Giffords Gesundheitszustand blieb indes unverändert kritisch, stabilisierte sich zwei Tage nach dem Anschlag allerdings. Ärzte nannten es "ein Wunder", dass die 40-Jährige den glatten Kopfdurchschuss überhaupt überlebt habe. Sie könne hören, verstehen und befolge Anweisungen, sagte Mediziner Peter Rhee. Das zeige, dass Denkprozesse "auf einem ziemlich hohen Niveau" funktionierten. Die Politikerin gehöre zu einer "sehr kleinen Gruppe", die eine solche Verletzung überlebten, hieß es von den Ärzten. Giffords habe nach Aufforderung zwei Finger gehoben und die Hand gedrückt.

Freizügiges Waffengesetz in Arizona

In Arizona gilt ein sehr freizügiges Waffengesetz. Jeder der sein achtzehntes Lebensjahr vollendet hat und gegen den keine Einträge wegen einer Verurteilung in einer US-Bundesdatenbank vorliegen, kann im Staat Arizona Handfeuerwaffen kaufen - bundesweit ist das Tragen in den USA erst ab dem 21. Lebensjahr erlaubt. Wer eine Waffe kaufen will muss lediglich seine Fingerabdrücke abgeben und sechzig Dollar Kaution leisten.
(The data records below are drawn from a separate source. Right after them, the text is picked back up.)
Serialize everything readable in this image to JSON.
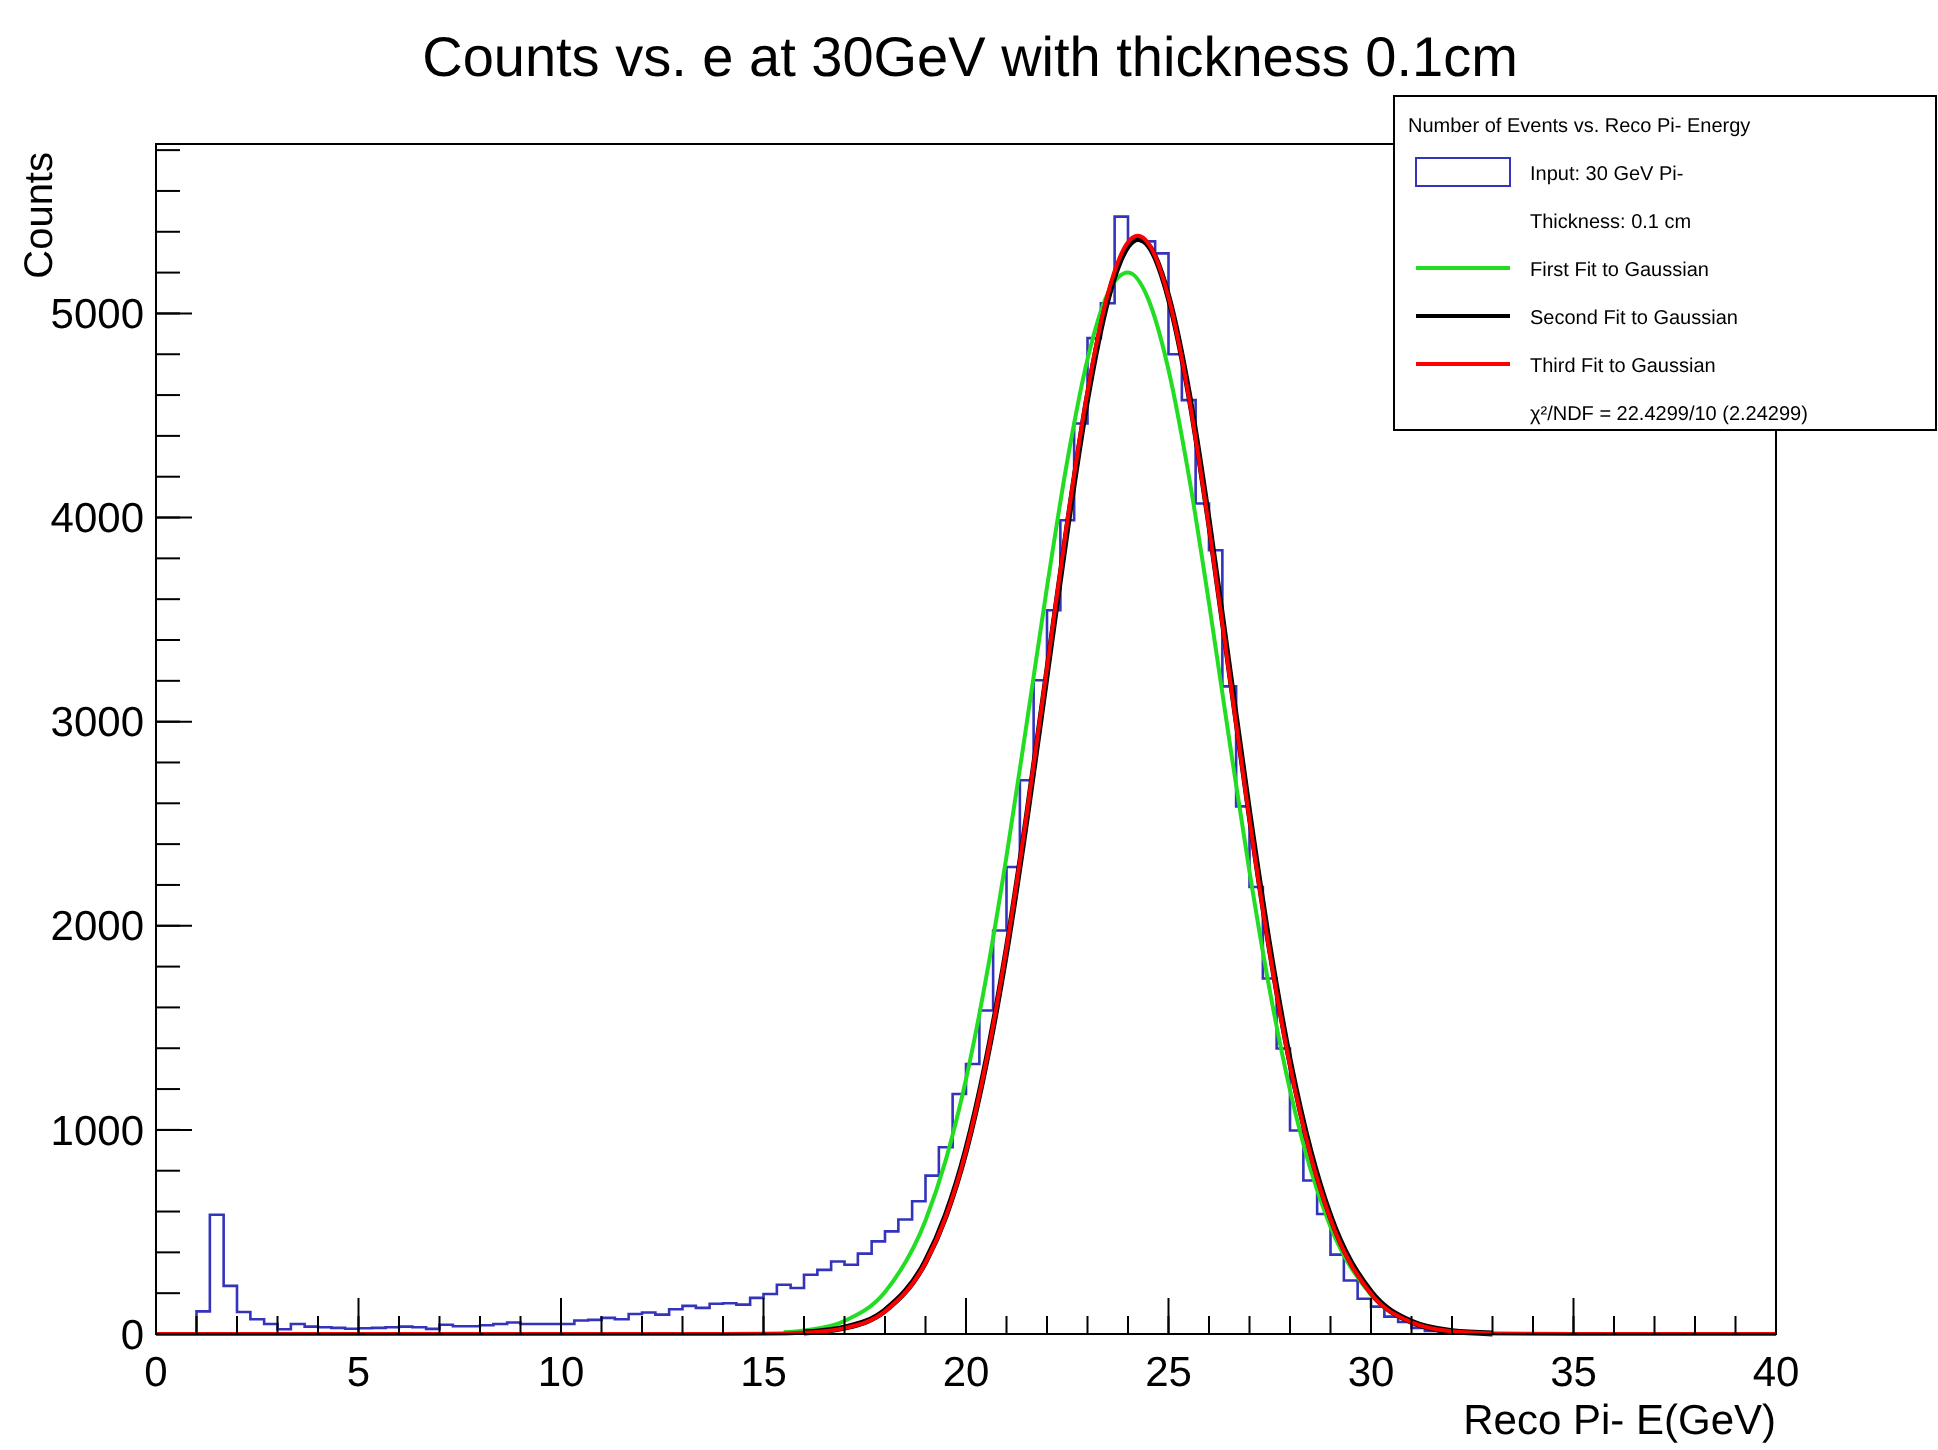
{
  "chart_data": {
    "type": "histogram",
    "title": "Counts vs. e at 30GeV with thickness 0.1cm",
    "xlabel": "Reco Pi- E(GeV)",
    "ylabel": "Counts",
    "legend_title": "Number of Events vs. Reco Pi- Energy",
    "legend": "top right",
    "grid": false,
    "annotations": [
      "Thickness: 0.1 cm",
      "χ²/NDF = 22.4299/10 (2.24299)"
    ],
    "xlim": [
      0,
      40
    ],
    "ylim": [
      0,
      5830
    ],
    "xticks": [
      0,
      5,
      10,
      15,
      20,
      25,
      30,
      35,
      40
    ],
    "yticks": [
      0,
      1000,
      2000,
      3000,
      4000,
      5000
    ],
    "series": [
      {
        "name": "Input: 30 GeV Pi-",
        "type": "histogram",
        "color": "#3333bb",
        "bins": [
          1,
          1.33,
          1.67,
          2,
          2.33,
          2.67,
          3,
          3.33,
          3.67,
          4,
          4.33,
          4.67,
          5,
          5.33,
          5.67,
          6,
          6.33,
          6.67,
          7,
          7.33,
          7.67,
          8,
          8.33,
          8.67,
          9,
          9.33,
          9.67,
          10,
          10.33,
          10.67,
          11,
          11.33,
          11.67,
          12,
          12.33,
          12.67,
          13,
          13.33,
          13.67,
          14,
          14.33,
          14.67,
          15,
          15.33,
          15.67,
          16,
          16.33,
          16.67,
          17,
          17.33,
          17.67,
          18,
          18.33,
          18.67,
          19,
          19.33,
          19.67,
          20,
          20.33,
          20.67,
          21,
          21.33,
          21.67,
          22,
          22.33,
          22.67,
          23,
          23.33,
          23.67,
          24,
          24.33,
          24.67,
          25,
          25.33,
          25.67,
          26,
          26.33,
          26.67,
          27,
          27.33,
          27.67,
          28,
          28.33,
          28.67,
          29,
          29.33,
          29.67,
          30,
          30.33,
          30.67,
          31,
          31.33,
          31.67,
          32,
          32.33
        ],
        "values": [
          111,
          584,
          236,
          108,
          72,
          49,
          23,
          49,
          36,
          33,
          30,
          26,
          28,
          30,
          33,
          36,
          33,
          25,
          45,
          38,
          38,
          43,
          49,
          56,
          49,
          49,
          49,
          49,
          66,
          69,
          79,
          72,
          98,
          105,
          95,
          121,
          138,
          128,
          148,
          151,
          144,
          177,
          196,
          241,
          225,
          290,
          314,
          355,
          339,
          394,
          454,
          503,
          561,
          650,
          776,
          915,
          1176,
          1323,
          1585,
          1977,
          2288,
          2713,
          3203,
          3546,
          3987,
          4461,
          4879,
          5050,
          5474,
          5360,
          5353,
          5294,
          4800,
          4575,
          4069,
          3840,
          3173,
          2585,
          2190,
          1742,
          1399,
          997,
          752,
          588,
          389,
          262,
          173,
          134,
          85,
          59,
          30,
          15,
          8,
          5
        ]
      },
      {
        "name": "First Fit to Gaussian",
        "type": "line",
        "color": "#22dd22",
        "x": [
          15.5,
          16,
          17,
          18,
          19,
          19.5,
          20,
          20.5,
          21,
          21.5,
          22,
          22.5,
          23,
          23.5,
          24,
          24.5,
          25,
          25.5,
          26,
          26.5,
          27,
          27.5,
          28,
          28.5,
          29,
          30,
          31,
          31.5
        ],
        "values": [
          8,
          17,
          64,
          206,
          556,
          852,
          1248,
          1748,
          2340,
          2993,
          3659,
          4276,
          4775,
          5097,
          5200,
          5070,
          4724,
          4207,
          3581,
          2912,
          2265,
          1683,
          1195,
          811,
          526,
          193,
          59,
          31
        ]
      },
      {
        "name": "Second Fit to Gaussian",
        "type": "line",
        "color": "#000000",
        "x": [
          16,
          17,
          18,
          19,
          19.5,
          20,
          20.5,
          21,
          21.5,
          22,
          22.5,
          23,
          23.5,
          24,
          24.25,
          24.5,
          25,
          25.5,
          26,
          26.5,
          27,
          27.5,
          28,
          28.5,
          29,
          30,
          31,
          32,
          33
        ],
        "values": [
          7,
          31,
          115,
          355,
          580,
          900,
          1335,
          1880,
          2530,
          3240,
          3950,
          4590,
          5070,
          5330,
          5365,
          5335,
          5080,
          4610,
          3975,
          3260,
          2545,
          1890,
          1335,
          898,
          575,
          205,
          60,
          14,
          3
        ]
      },
      {
        "name": "Third Fit to Gaussian",
        "type": "line",
        "color": "#ff0000",
        "x": [
          0,
          14,
          15,
          16,
          17,
          18,
          19,
          19.5,
          20,
          20.5,
          21,
          21.5,
          22,
          22.5,
          23,
          23.5,
          24,
          24.24,
          24.5,
          25,
          25.5,
          26,
          26.5,
          27,
          27.5,
          28,
          28.5,
          29,
          30,
          31,
          32,
          33,
          35,
          40
        ],
        "values": [
          0,
          0,
          1,
          6,
          29,
          111,
          349,
          574,
          897,
          1336,
          1891,
          2546,
          3263,
          3979,
          4616,
          5094,
          5349,
          5380,
          5344,
          5079,
          4594,
          3952,
          3235,
          2519,
          1867,
          1316,
          882,
          563,
          197,
          57,
          13,
          3,
          0,
          0
        ]
      }
    ]
  }
}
Das verdeckte Tragen einer Waffe ist in Arizona fast überall gestattet. Ein Arizona-Regierungsgebäude bewaffnet zu betreten ist gestattet - auch auf Schul- oder Universitätsgeländen sind Waffen ausdrücklich erlaubt. In Bars ist das Tragen von Waffen nur bei Verzicht auf Alkohol legal. Geschäfte dürfen selbst entscheiden, ob sie in ihren Lokalen oder auf ihrem Gelände Waffen dulden oder nicht. Ausnahmen von dem freizügigen Waffenumgang gibt es im Waffengesetz dennoch in bestimmten Bereichen: In Wartezimmern von Ärzten ist das Tragen von Waffen ausdrücklich verboten - so auch in Kraftwerken oder Gefängnissen.